For all his efforts, Maher couldn't get any religious person to explain why they believe in talking snakes and other fish stories, but reject scientific notions like evolution. These people are living in the 21st century and seem to be functioning at a high enough level to get by. One of them is even a U.S. Senator and several of them sought the Republican nomination for president. Yet, they not only believe stories as incredible as the Pinocchio fairy tale, they reject ideas that are backed by solid evidence, such as the notion that homosexual desires are as natural as heterosexual desires. They also don't seem to be very honest about their beliefs. Most of them gloss over the nasty bits of their scriptures, the parts that order them to kill infidels or adulterers (by stoning), etc.

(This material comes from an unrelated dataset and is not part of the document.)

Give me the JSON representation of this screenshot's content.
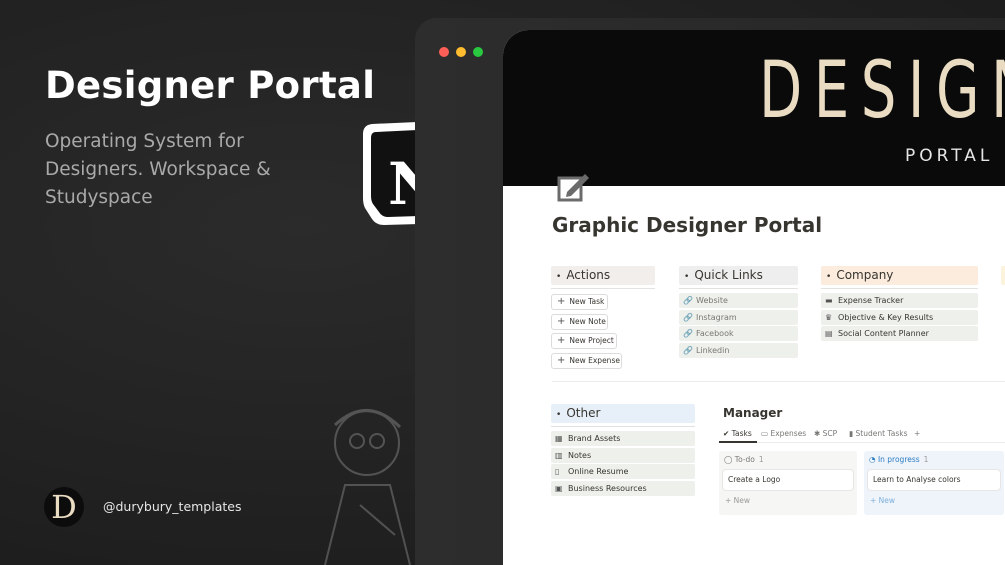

Some of those he interviewed are clearly mentally challenged (e.g., the guy who thinks he's descended from King David and has 100,000 followers that think he's god). Some are clearly frauds, cheating people out of their money to enrich themselves while preying on the fear, ignorance, gullibility, and vulnerability of their followers.

Maher doesn't end with a whimper, however. These religious fanatics might think the end times are near and a great war between good and evil is about to unfold, but Maher is concerned that these folks might just make it happen because of their zealous irrationality that seems to drive them to beliefs on the other side of the edge of reality. What might save us, though, from the Abrahamic zealots is the belief expressed by a Jew for Jesus when Maher said to him: if being with god is so great, why don't you just kill yourself?* This god still has work for me to do, said the man with a straight face, as if he could read the mind of any god.


*note: For those who think Maher was taking a cheap shot by his question, consider the following:

In the early Christian era suicide was not only tolerated, but condoned by the church, as a result certain sects such as the Donatists and the Circumcellions jumped off cliffs in great numbers to hasten an afterlife that promised greater rewards than those found on jolly old earth.*

It wasn't until the sixth century that the Christian church got around to condemning suicide as a sin.